No. It's not hard at all. It's like growing sprouts, except you grow them in dirt. After they come up, they have the seed leaf, and when the first true leaf appears, usually at about two weeks, then you can clip them.
We grow microgreens of different kinds of herbs, red mustard, and bull's-blood beet, because they have beautiful flavor and color. We do them under fluorescent lights in the winter, indoors. We're getting ready to move them outside pretty soon. They're outdoors for six months, indoors for six months. And with that, we supply all the microgreens that we use in the restaurant.
Those are really lovely for making little salads; I love doing that during the middle of the winter. On Monday nights, when the restaurant is closed and I'm cooking at home, I'll go down and snip off a few of the microgreens and use them as a fresh garnish on a plate.
What are some of the hopeful developments you see in terms of our food consciousness in the United States?
There is no good food, there is no bad food; there is a balance of things that we can eat and should eat - and it's all the stuff that is delicious, fresh, local and seasonal. To me, it's very important that food be incredibly pleasurable. I think we are learning that no processed food is satisfying. Whole foods are healthy foods. People are waking up to the fact that they are just not satisfied with all that crap they're getting from the grocery store. Where they are feeling drawn is to the farmers' markets.
If we can have a winter market, the Green City Market in Chicago, on a Saturday, and get 5,000 to 6,000 people to come through this tiny little space, that shows people are hungry for something. And I would contend that what they are hungry for is real food. And rubbing shoulders with other people who are excited about food.

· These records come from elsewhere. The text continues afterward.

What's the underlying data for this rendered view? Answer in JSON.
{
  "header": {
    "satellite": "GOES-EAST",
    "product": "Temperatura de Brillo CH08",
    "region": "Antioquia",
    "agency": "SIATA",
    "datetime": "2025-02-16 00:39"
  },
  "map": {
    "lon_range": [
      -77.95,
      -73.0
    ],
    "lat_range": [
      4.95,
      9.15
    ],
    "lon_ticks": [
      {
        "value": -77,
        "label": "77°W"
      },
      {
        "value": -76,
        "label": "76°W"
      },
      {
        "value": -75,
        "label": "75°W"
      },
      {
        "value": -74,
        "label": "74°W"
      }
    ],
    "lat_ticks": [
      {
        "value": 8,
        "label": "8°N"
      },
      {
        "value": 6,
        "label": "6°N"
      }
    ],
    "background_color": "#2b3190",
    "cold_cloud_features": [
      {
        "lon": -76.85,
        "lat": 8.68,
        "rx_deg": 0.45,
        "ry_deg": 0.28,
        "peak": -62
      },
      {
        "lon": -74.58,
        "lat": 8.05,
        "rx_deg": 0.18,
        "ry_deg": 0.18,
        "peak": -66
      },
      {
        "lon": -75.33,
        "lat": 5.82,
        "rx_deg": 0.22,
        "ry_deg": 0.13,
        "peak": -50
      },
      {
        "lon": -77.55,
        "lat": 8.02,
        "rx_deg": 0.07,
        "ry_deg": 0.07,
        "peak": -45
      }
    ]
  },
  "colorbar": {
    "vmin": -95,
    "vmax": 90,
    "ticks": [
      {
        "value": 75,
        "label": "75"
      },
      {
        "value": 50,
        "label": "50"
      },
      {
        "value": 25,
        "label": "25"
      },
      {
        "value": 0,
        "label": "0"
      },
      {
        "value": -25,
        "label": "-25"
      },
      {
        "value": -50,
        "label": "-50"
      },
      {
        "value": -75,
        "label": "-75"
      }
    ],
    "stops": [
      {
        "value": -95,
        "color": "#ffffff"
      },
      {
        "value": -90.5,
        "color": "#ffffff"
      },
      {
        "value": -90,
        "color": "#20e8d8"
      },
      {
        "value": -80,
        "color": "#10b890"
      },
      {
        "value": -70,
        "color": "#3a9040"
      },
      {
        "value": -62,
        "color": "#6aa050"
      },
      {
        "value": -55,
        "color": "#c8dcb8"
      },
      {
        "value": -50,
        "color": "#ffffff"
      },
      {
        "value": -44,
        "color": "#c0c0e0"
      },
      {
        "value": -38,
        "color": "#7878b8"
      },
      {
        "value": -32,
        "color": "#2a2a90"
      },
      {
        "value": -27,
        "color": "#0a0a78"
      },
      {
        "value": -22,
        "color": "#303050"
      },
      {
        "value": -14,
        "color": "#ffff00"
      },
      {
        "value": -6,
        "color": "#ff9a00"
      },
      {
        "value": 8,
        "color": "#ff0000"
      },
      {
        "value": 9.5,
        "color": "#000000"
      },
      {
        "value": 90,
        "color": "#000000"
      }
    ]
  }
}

There's intense interest in food, and a lot of energy about food, on the Internet. How can it be harnessed to be about something more than just searching for novelty?
Get people excited about food and they will make the right choices. Once it becomes a cause, you've lost most of the people. You have to seduce them with great food that's made from natural ingredients.
That's what I put out [on Twitter] all the time. I'll walk into our kitchen and there's this gorgeous stuff from a local farm and I'll just take a picture of it.
Hopefully that makes people think about that food, think 'I can go to the farmers' market and have that same food,' and feel the same enthusiasm that I feel about this really cool stuff.